Teacher Denis once told me with such bright eyes how contented he is with his life. “When I see my students grow up to be God fearing and responsible citizens in our community, it’s as if I have received a bonus from God,” he says. He insists that he did not choose music. Instead, music chose him. Music was the sum of all his ambitions, and he faced it with audacity. Only then did I learn how immense his courage was. Now I can say that at least once in my life, I have met a man who, beyond doubt, followed his dreams.

While I was playing Beethoven’s Moonlight Sonata, the last piece he taught me before I left home for Manila, it suddenly hit me how loved I felt. While he was there standing behind me, listening to me play, all he really wanted to discover was how long I was going to hold up. I did hold up until the very last chord just because he believed in me.

Teacher Denis has taught me more than how to play the piano. He has taught me that just like how notes truly sing only when it is played for others, life is worthwhile only when it is lived to make others believe in their dreams and in how much they can do.
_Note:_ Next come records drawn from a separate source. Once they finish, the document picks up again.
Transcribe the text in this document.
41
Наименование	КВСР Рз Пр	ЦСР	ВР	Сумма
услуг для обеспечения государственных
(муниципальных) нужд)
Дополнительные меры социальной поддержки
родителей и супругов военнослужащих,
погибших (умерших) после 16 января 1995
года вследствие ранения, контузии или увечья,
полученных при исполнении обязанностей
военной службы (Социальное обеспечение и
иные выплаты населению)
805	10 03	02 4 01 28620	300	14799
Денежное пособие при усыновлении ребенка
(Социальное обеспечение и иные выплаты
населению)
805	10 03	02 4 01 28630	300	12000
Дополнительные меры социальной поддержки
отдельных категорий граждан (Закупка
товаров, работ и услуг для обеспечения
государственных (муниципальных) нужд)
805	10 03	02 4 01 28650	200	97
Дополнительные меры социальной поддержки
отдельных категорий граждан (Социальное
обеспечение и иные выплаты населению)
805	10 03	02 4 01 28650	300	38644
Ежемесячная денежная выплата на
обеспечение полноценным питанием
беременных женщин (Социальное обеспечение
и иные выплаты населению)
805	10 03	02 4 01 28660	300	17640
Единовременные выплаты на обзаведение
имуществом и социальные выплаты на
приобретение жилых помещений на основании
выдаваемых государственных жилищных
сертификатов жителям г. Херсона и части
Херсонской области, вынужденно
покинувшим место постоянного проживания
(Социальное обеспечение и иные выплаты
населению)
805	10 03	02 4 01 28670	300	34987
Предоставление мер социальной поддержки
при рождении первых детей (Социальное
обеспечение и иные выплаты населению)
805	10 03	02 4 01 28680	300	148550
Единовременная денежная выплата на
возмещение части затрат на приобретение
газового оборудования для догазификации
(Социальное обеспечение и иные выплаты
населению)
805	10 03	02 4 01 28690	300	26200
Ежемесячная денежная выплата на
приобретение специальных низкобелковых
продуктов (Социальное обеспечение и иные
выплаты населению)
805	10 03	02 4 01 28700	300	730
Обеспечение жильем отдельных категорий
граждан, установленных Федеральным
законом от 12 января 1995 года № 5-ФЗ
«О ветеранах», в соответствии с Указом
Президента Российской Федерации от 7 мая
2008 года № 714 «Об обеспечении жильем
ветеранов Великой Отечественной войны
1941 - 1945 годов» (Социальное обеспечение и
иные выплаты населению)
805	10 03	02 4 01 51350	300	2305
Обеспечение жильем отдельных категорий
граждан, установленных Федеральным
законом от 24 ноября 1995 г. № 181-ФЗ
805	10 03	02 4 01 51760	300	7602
I know now that it does not only take fingers to play the piano. It takes a teacher. It takes a dreamer and a believer to know music. I know now that it takes music to know life.

I wonder how I have become worthy to be taught by someone so great. That, I’ll never know in this lifetime. All these years, I was busy learning the piano. Little did I know, I was taught by the man from my silhouette dream himself, the Music Man, and indeed, I have been changed.